Tony Sementilli, owner of Total Care Pharmacy and a member of the workgroup, says that patients can also be afraid to ask their doctors questions, not understand the answers, or only think of questions once they leave their doctor’ s office. This is a role the community practice pharmacist can play. “After all, we are the last ones they see before they go home and take their medications,”Sementilli says.

Prior to this relationship with BPCH, SBH and select community practice pharmacies have been collaborating on the “Meds to Beds” program. This is where contracted pharmacies fill medications to patients at the time of hospital discharge. The program started with a few nursing units in the hospital and has been expanding due to its success.

“When patients get discharged and are handed a bunch of prescriptions, the fill rate is about 50 percent, and the chances they will be readmitted are great,” says Sementilli. “There is a lot of potential for error. With Meds to Beds, they get 100 percent of what the physician wants them to take once they leave the hospital.”

Community pharmacists also help simplify the process for the patient and health care worker in various ways, such as by creating blister packs and synchronizing medications (neither of which they are reimbursed for). They conduct medication reviews,don’ t require appointments and are available virtually every day. “Those patients who understand this, take advantage of it,” says Paganelli.

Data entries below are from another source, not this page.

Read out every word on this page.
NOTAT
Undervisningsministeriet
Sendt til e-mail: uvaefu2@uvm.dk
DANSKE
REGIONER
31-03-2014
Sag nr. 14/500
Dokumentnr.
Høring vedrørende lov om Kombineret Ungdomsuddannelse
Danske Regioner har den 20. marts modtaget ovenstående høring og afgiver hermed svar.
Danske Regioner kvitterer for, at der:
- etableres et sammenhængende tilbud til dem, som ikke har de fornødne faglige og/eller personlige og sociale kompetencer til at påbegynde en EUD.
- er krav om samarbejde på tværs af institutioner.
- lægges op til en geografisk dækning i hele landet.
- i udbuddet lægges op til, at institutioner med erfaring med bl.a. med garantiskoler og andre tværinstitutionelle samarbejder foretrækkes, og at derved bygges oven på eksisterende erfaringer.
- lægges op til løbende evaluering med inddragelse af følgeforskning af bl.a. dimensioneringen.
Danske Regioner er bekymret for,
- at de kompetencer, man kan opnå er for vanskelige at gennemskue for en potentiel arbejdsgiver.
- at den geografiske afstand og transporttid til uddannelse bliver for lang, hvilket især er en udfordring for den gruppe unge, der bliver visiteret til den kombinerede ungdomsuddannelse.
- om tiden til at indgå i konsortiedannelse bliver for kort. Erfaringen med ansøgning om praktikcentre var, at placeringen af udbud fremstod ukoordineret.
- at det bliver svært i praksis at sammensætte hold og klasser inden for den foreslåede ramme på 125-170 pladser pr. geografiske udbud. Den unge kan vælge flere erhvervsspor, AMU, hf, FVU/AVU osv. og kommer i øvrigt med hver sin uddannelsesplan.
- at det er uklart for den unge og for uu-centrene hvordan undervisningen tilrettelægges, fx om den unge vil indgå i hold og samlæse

Part of the transformation in health care, say the community practice pharmacists, will hopefully change the long-standing perception of patients and providers who view them merely as medication dispensers. Not giving community practice pharmacists access to patients’ electronic medical records –hospital pharmacists have access to this information –only furthers that perception. To fully understand what’s going on with the patient, having such access is imperative, say the community pharmacists.

“When you go to a pharmacy, your question is often, ‘Why does it take so long to fill 30 pills?’ or ‘Why am I spending so much money for an inhaler?” says Cassidy. “In New York and other states, patients, providers and insurers have to look at community practice pharmacists as part of the medical team.”